Rural Kenscoff is one of Haiti’s voodoo heartlands. With around 80 per cent of Haiti’s population calling themselves Roman Catholics and the remaining 20 per cent claiming to be Protestants, it is widely accepted that the vast majority also practice some form of voodoo. The belief system, which combines elements of ancient African religions, is seen as reasonably compatible with Catholicism – though less so with Protestant religions.
In the mountains, where there’s no electricity, and the darkness holds many dangers, it is hardly surprising that people believe in the spirits – or loua.
The more problematic aspect of voodoo is well documented by aid organisations working in Haiti. When a child falls ill, medical treatment – which can be difficult to access, and sometimes expensive – is often regarded as a last resort. Parents will take their children to the local witchdoctor and receive extravagant promises if sacrifices – and money – are offered. By the time it becomes clear that the voodoo treatment has failed, it is often too late for medical intervention.
Members of the organization NPH – who work in Kenscoff, as well as in Port-au-Prince and elsewhere in Haiti – found that voodoo threw a significant hurdle in their path when they first began their work in the country. Followers of Baby Doc, who styled himself as a voodoo ‘houngan’ or high priest, spread the rumour that the aid workers were ‘blancs’ [whites] who ate Haitian babies. It took time and trust to dispel that myth.
To explain the country’s beleaguered status, Haitians also bought into the belief that the new republic was the victim of a voodoo curse imposed after the 1804 revolution. While it was said the curse would be lifted in 2004, the country has only seen its fortunes deteriorate since then.
In a region without electricity, heavy darkness falls shortly after 7pm. In the mountains, cloud can descend at any time. Kerosene lamps and candles are the only light sources, and these precious commodities can only be sourced by a trek to town. Water is available at communal village pumps and taken away in urns that are carried on the head in the traditional style.
The sounds of the rural night are a symphony for western ears.
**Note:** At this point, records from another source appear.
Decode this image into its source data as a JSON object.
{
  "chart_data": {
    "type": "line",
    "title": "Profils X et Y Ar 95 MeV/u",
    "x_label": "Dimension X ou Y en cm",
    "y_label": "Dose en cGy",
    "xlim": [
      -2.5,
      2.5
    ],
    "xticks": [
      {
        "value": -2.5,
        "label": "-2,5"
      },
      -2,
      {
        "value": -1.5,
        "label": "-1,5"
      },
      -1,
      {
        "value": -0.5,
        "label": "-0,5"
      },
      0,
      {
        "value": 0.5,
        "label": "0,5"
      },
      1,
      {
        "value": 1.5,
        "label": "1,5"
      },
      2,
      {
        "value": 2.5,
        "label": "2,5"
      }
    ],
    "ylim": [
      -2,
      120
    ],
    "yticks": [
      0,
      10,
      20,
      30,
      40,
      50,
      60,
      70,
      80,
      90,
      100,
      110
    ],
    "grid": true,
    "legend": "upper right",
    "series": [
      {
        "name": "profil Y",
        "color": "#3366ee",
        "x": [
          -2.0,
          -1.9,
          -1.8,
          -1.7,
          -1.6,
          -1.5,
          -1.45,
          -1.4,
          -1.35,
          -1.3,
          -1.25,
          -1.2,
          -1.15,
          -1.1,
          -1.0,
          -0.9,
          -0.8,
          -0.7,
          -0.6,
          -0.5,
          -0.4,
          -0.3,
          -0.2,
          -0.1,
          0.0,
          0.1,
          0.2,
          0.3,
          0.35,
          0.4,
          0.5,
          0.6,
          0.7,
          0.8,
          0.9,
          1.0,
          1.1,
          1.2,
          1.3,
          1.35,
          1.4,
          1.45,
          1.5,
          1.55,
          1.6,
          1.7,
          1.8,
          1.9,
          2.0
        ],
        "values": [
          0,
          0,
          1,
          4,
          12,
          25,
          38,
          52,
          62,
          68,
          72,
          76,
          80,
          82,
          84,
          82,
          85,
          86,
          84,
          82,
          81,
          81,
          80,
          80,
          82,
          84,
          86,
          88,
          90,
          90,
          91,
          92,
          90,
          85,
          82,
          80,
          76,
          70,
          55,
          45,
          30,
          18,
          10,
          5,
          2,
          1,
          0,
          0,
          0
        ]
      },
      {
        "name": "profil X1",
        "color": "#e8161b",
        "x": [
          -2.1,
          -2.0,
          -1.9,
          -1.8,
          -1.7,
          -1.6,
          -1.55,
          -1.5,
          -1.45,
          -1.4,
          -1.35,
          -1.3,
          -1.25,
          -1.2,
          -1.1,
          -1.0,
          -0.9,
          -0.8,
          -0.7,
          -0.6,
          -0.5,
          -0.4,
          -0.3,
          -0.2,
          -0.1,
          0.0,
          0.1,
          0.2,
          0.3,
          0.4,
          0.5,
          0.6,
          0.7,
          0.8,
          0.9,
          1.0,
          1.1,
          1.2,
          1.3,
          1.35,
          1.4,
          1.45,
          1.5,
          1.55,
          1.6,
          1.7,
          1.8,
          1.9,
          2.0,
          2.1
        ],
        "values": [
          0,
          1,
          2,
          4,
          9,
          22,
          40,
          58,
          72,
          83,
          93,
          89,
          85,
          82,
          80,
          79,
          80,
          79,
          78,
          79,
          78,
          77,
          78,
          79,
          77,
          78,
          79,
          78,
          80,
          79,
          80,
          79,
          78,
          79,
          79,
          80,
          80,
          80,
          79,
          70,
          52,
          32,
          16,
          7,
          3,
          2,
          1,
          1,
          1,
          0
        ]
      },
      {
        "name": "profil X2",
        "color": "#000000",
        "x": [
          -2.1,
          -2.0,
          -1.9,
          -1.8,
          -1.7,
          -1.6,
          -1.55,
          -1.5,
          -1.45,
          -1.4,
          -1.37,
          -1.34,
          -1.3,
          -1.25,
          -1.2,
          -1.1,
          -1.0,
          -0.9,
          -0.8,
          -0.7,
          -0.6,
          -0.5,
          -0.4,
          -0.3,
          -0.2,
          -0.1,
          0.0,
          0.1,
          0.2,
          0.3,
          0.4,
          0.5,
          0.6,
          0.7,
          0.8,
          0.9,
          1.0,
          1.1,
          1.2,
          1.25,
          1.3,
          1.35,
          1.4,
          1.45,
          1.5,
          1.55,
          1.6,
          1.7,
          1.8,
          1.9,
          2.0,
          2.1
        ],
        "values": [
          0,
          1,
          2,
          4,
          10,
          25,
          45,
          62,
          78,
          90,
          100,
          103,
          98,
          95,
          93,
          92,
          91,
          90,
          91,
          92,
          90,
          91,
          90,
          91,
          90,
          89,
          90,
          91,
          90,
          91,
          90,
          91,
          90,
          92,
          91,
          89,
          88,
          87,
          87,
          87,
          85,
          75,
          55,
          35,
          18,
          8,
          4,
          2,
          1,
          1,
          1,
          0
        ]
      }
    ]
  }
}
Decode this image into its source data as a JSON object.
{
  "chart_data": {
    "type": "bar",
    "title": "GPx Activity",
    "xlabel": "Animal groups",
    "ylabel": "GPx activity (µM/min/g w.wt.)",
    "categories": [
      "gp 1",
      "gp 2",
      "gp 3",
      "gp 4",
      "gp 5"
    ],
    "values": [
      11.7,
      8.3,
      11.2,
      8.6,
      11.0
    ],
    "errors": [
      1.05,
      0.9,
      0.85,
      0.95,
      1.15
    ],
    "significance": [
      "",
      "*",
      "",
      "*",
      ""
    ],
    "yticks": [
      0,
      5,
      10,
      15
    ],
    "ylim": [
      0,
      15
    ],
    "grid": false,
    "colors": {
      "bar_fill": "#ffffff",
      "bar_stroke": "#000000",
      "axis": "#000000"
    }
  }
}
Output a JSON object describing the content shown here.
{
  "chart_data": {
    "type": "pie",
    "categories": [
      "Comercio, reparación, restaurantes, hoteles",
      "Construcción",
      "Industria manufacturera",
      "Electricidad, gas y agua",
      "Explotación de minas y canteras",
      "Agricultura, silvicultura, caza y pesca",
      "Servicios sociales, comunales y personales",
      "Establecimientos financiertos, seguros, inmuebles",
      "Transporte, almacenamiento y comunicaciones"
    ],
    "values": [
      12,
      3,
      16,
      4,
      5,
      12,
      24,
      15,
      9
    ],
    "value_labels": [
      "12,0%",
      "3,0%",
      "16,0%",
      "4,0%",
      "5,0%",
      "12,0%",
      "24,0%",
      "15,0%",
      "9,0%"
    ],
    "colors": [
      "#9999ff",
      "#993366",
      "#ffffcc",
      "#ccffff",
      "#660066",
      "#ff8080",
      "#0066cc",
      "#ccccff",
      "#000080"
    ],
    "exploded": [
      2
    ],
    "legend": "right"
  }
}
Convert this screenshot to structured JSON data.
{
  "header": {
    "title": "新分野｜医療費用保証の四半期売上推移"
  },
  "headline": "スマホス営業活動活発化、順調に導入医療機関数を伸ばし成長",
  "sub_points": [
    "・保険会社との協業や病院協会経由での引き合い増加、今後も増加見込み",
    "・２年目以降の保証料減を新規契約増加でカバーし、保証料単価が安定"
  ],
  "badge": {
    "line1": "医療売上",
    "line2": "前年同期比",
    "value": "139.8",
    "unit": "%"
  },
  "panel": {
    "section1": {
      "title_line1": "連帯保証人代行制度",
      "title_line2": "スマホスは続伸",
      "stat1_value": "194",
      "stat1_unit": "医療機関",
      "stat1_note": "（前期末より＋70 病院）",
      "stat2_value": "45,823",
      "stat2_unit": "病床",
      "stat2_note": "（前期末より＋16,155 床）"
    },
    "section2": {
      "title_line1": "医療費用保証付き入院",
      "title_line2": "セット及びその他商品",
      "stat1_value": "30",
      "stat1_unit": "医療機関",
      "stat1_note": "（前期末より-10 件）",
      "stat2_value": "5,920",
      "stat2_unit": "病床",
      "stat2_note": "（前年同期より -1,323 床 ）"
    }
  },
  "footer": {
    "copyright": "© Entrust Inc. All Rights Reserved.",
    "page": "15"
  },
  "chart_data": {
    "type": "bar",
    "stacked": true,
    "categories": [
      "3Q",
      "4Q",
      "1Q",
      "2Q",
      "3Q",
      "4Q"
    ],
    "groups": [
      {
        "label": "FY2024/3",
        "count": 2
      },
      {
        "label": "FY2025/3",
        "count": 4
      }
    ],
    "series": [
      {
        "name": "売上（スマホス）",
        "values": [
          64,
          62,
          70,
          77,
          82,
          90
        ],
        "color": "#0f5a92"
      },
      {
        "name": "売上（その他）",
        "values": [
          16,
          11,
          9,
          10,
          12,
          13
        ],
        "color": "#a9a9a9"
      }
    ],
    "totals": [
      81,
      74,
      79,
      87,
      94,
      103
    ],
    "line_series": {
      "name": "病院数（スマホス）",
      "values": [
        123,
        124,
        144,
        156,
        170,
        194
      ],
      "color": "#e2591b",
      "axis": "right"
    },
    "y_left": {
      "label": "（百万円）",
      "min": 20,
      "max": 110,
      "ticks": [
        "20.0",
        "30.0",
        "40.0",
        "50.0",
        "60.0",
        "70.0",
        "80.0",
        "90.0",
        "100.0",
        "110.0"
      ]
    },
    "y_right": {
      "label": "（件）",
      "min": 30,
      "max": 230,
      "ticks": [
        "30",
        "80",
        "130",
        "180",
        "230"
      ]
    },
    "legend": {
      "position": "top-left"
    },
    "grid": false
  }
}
Crickets and frogs serenade the night, accompanying the voodoo drums on faraway hills.
One saving grace for the rural inhabitants of Kenscoff was that they avoided the worse of the force 7.3 earthquake in January 2010. Fragile looking buildings, clinging to the sides of mountains moved sideways, but most hung on. And despite all of its challenges, rural life in north western Haiti is still clinging on.